Cela dit, comme beaucoup de modernes, Paul évoluait dans plusieurs cultures à la fois, un véritable melting pot qui a contribué à former son identité. Si, d’après le livre des Actes, Paul a grandi à Jérusalem (5), il est pourtant né en dehors d’Israël à Tarse, dans la région de Cilicie (aujourd’hui la ville d’Içel dans la province de Mersin en Turquie). Paul a donc passé les premières années de sa vie dans la « diaspora », au sein de cette population juive qui vivait loin de la terre promise et pratiquait son judaïsme tout en côtoyant la culture et une population gréco-romaine.

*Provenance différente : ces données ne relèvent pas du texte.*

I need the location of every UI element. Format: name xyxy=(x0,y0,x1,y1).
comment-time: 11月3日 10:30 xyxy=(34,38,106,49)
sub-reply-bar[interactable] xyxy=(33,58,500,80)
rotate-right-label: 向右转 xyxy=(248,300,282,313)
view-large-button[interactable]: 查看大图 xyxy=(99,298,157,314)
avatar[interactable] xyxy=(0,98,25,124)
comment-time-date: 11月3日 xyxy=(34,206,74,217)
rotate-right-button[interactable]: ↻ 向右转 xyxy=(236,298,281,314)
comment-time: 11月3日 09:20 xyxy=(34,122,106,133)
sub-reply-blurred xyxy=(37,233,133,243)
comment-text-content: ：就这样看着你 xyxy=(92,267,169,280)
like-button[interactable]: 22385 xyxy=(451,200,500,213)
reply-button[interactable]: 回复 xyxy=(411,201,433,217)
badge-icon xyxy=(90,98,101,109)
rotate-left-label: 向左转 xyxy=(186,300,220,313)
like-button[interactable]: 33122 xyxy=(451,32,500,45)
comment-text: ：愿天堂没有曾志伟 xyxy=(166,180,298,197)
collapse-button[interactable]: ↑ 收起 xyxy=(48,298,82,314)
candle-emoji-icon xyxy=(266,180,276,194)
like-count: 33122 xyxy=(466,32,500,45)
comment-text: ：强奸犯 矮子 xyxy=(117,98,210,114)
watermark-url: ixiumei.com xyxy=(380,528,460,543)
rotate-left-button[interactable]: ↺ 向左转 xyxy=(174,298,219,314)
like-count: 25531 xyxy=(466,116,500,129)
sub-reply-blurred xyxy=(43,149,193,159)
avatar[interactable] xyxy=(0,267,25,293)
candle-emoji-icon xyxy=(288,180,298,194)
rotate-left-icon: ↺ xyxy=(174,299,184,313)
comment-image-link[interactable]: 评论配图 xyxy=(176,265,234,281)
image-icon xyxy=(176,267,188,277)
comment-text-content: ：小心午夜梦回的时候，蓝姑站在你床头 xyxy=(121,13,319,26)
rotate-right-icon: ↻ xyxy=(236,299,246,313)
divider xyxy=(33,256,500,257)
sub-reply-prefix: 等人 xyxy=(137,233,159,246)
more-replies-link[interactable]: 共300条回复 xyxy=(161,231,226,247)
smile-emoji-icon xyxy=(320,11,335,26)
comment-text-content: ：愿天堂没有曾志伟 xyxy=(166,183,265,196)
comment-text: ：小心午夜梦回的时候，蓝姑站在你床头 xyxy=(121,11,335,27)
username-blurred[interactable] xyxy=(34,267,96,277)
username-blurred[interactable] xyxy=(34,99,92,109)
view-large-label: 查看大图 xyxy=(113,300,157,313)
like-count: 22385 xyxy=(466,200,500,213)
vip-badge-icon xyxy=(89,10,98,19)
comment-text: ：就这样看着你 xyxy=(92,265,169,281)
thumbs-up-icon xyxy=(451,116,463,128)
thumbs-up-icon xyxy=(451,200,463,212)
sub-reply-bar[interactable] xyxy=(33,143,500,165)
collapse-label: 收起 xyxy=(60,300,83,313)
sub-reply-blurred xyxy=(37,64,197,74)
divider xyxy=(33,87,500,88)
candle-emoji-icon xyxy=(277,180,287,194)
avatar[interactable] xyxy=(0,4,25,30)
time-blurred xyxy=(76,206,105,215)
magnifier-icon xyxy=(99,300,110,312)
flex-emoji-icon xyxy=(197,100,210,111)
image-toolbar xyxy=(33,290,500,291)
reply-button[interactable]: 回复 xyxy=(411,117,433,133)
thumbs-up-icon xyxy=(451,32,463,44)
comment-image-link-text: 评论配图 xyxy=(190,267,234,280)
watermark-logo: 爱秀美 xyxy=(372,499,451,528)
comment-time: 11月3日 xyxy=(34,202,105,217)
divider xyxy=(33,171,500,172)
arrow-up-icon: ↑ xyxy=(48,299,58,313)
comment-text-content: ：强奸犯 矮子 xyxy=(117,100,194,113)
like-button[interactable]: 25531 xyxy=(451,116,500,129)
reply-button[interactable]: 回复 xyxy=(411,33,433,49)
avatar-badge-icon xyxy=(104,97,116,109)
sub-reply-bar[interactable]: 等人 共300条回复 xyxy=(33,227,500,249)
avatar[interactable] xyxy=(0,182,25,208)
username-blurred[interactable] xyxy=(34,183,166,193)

C’est ce qui lui permettra, une fois devenu apôtre, de fréquenter avec une aisance égale des Juifs conservateurs d’Israël ou des confrères transplantés loin de leur terre natale dans les synagogues des grandes villes de l’Empire romain, ou encore de s’adresser aux citoyens romains qui n’avaient jamais eu de contact avec la foi d’Israël. Lorsque Paul affirme qu’il s’est fait « tout à tous (6) », Juifs pour les Juifs et non-Juif pour les non-Juifs (7), il ne faut pas imaginer qu’il adopte des personnages qui ne correspondraient pas à ce qu’il était vraiment. C’est plutôt qu’il mettait en évidence des aspects relevant réellement de son identité en fonction de ce que l’autre était capable de comprendre et d’accueillir !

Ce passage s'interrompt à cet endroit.